Cette année, je me suis inscrite au challenge ABC 2018 de Nanet sur Livraddict. Outre la version classique, qui consiste à choisir un auteur par lettre de l’alphabet, je me suis créé une autre liste alphabétique : une lettre, un pays. Donc 26 lectures de 26 pays différents. Mon but étant d’ouvrir mon horizon de lecture sur le monde entier.
Aujourd’hui, je vous emmène avec moi en Finlande. Enfin non, en fait je vous emmène plutôt en Estonie, mais l’autrice, elle, est finlandaise

 

 

Synopsis

En 1992, l’union soviétique s’effondre et la population estonienne fête le départ des Russes. Mais la vieille Aliide, elle, redoute les pillages et vit terrée dans sa maison, au fin fond des campagnes.
Ainsi, lorsqu’elle trouve Zara dans son jardin, une jeune femme qui semble en grande détresse, elle hésite à lui ouvrir sa porte. Ces deux femmes vont faire connaissance, et un lourd secret de famille va se révéler, en lien avec le passé de l’occupation soviétique et l’amour qu’Aliide a ressenti pour Hans, un résistant. La vieille dame va alors décider de protéger Zara jusqu’au bout, quel qu’en soit le prix.

 

Mon avis

Dans ce roman, Sofi Oksanen nous invite à nous intéresser à l’Histoire de l’Estonie. Je ne sais pas vous, mais jusqu’à présent, j’englobais l’histoire de l’Estonie dans celle de la Russie / URSS. Et pourtant, ce pays a bien vécu son propre destin.

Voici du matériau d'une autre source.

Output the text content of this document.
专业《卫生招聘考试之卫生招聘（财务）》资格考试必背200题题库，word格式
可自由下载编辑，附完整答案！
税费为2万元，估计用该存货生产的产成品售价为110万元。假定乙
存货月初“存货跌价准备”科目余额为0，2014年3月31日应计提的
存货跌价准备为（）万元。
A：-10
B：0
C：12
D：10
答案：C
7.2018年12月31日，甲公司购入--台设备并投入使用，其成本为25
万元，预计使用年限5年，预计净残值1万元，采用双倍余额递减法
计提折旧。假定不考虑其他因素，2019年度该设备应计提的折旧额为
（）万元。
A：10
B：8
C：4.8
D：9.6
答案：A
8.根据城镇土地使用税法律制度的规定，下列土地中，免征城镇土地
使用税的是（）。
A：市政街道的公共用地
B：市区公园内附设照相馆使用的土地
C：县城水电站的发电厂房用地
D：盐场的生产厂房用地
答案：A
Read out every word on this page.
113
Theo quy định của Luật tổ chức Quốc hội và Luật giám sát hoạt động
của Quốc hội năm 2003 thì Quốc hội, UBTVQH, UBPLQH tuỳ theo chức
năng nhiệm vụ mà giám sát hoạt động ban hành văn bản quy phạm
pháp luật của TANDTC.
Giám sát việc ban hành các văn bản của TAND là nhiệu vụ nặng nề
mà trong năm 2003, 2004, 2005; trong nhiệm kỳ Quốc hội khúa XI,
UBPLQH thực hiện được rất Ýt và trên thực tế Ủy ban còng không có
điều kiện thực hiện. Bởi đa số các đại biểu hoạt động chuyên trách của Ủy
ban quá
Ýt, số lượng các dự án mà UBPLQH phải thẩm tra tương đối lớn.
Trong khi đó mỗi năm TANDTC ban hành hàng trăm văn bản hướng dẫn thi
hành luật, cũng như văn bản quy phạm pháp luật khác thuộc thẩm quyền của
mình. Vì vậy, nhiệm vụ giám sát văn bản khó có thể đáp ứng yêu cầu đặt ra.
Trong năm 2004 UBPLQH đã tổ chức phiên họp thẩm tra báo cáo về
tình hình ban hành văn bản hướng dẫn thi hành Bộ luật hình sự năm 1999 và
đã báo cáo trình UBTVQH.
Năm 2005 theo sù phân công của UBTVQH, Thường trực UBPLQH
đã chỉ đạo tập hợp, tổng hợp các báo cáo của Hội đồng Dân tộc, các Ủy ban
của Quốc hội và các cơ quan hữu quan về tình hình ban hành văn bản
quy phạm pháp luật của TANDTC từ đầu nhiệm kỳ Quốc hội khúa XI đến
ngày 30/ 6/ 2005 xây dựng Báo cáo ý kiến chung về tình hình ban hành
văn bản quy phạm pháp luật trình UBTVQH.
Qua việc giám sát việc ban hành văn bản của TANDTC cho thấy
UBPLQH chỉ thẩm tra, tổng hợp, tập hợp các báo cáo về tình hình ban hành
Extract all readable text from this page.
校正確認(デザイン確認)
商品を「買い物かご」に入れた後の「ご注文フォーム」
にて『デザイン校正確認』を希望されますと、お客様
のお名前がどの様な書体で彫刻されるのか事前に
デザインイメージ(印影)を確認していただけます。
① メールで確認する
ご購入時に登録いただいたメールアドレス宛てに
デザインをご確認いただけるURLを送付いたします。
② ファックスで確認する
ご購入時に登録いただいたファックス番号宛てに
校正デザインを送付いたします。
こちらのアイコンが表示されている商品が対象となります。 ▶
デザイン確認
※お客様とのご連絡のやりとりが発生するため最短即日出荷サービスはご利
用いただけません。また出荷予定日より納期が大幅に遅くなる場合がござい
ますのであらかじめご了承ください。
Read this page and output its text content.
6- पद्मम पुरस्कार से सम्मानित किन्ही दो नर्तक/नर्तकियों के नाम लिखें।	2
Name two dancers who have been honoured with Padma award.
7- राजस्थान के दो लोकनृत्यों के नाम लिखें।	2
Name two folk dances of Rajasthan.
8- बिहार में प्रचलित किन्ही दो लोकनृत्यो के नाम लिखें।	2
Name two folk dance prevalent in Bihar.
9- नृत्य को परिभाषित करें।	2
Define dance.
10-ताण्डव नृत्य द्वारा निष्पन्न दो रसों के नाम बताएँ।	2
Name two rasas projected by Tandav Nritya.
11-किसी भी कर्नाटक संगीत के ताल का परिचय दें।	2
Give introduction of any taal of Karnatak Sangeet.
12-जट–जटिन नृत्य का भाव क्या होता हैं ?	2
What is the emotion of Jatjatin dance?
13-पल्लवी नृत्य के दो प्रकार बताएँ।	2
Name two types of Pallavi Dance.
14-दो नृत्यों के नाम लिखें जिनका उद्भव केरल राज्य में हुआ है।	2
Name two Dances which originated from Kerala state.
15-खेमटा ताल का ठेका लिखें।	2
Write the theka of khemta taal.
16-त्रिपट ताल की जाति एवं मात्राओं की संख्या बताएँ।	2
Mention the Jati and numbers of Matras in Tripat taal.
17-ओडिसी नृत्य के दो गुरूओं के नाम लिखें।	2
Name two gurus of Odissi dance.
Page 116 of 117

Ou plutôt, ses habitants ont des histoires collectives et individuelles très chargées.

D’un point de vue général, on y trouve une histoire de recherche d’indépendance. Une lutte contre l’Union Soviétique, puis l’URSS, mais aussi contre l’Allemagne. Il est question de communisme, d’occupation allemande… Bref, traversons une partie du XXè siècle, la seconde Guerre Mondiale, la Guerre Froide, la chute du mur de Berlin et ce qui s’en suit…

Pour la première histoire, on va suivre deux femmes : Zara et Aliide. Toutes les deux cachent des secrets personnels, toutes les deux essaient de fuir leur passé, plus ou moins lointain. L’une a vécu l’occupation nazie, l’autre a succombé aux sirènes de l’ouest pour tomber dans un réseau de prostitution.

Une chose est sûre, Sofi Oksanen n’épargne ni ses personnages, ni ses lecteurs. Le mal-être, la peur sont présents à chaque instant. J’ai vraiment ressenti une oppression dans l’ambiance de ce roman.
Non seulement, je ne suis pas ressortie indemne de cette lecture, mais elle m’a permis de découvrir un pan de l’Histoire de l’Estonie.